Quizá la razón fue el fracaso del plan que él había
recomendado cuando estuvo en Esparta. Los atenienses parecían haber aplastado
rápidamente la rebelión en el Imperio; la isla de Quíos ya no era centro e
instigadora de un levantamiento general, sino que estaba puesta bajo asedio,
obligando así a un desgaste de los recursos peloponesios. Alcibíades también
parecía ser el responsable de haber persuadido a los espartanos de que
involucrasen en el juego a Persia. Los persas habían sido muy lentos en hacer
efectivos los salarios prometidos a las fuerzas espartanas, y ahora estaban
pensando en reducir la entrega de dinero. Aconsejado por Alcibíades, Calcideo
había hecho un tratado con los persas que era muy poco favorable a Esparta, y
que parecía admitir el sometimiento de los griegos ante Darío. En Mileto, los
atenienses derrotaron a los peloponesios en una batalla terrestre, en la que
los mercenarios de Tisafernes les habían proporcionado muy escaso provecho. El
ejército peloponesio bajo el mando de Terímenes no fue utilizado para derrotar
a los atenienses, sino para complacer a Tisafernes al entregarle Amorges y
Yaso.
Alcibíades empezó probablemente a cambiar de bando
nada más tener noticia de la carta que ordenaba su muerte. Así, cuando
Tisafernes llegó a Mileto a comienzos de noviembre, Alcibíades habría estado ya
con él durante varias semanas. Tucídides nos informa de que Alcibíades se
convirtió para el sátrapa en «el asesor de todas sus decisiones» y que
Tisafernes «le dio toda su confianza» (VIII, 45, 2; 46, 5). El persa, sin
embargo, era un hombre inteligente y sofisticado, y tenía buenas razones para
prestar su apoyo a Alcibíades, por dos veces fugitivo.

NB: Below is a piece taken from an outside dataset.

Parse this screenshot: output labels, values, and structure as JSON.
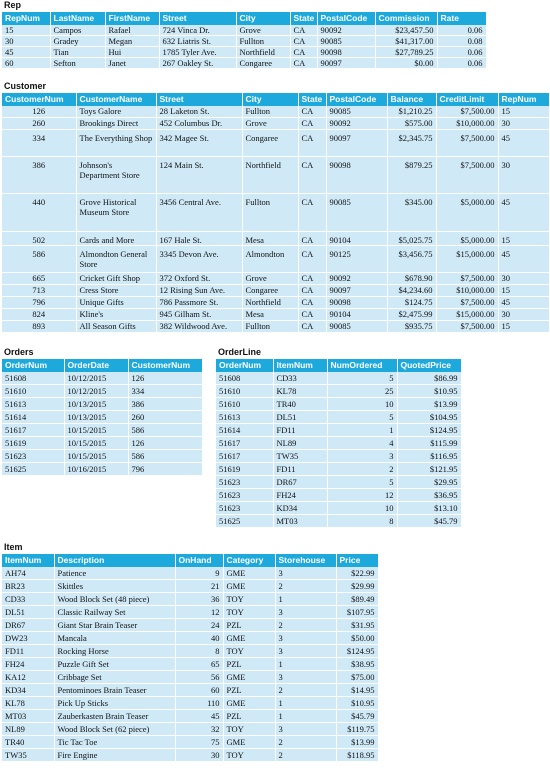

Para Tisafernes, como para los espartanos, la
situación no se había resuelto como se esperaba. Debido a que la rebelión no se
había extendido rápidamente a lo largo del Imperio y conducido a una pronta
victoria, la guerra continuaría, lo que requeriría de grandes ejércitos y
costaría una gran cantidad de dinero, en parte de sus propios fondos.
Alcibíades poseía valiosos contactos en ambos bandos y podía, por lo tanto, ser
de gran utilidad en sus relaciones con ellos sirviendo en calidad de portavoz
de Tisafernes. El ateniense, por su parte, necesitaba la protección del
sátrapa, pero también mantener su estatus: sus servicios como consejero
imprescindible, personal y de confianza para el hombre que podía llegar a
decidir el resultado de la guerra, podían facilitarle algún día el regreso a
Atenas. Mientras tanto, le convenía aparecer constantemente junto a Tisafernes,
y dar la impresión de ser «sus oídos», pues también a él le convenía.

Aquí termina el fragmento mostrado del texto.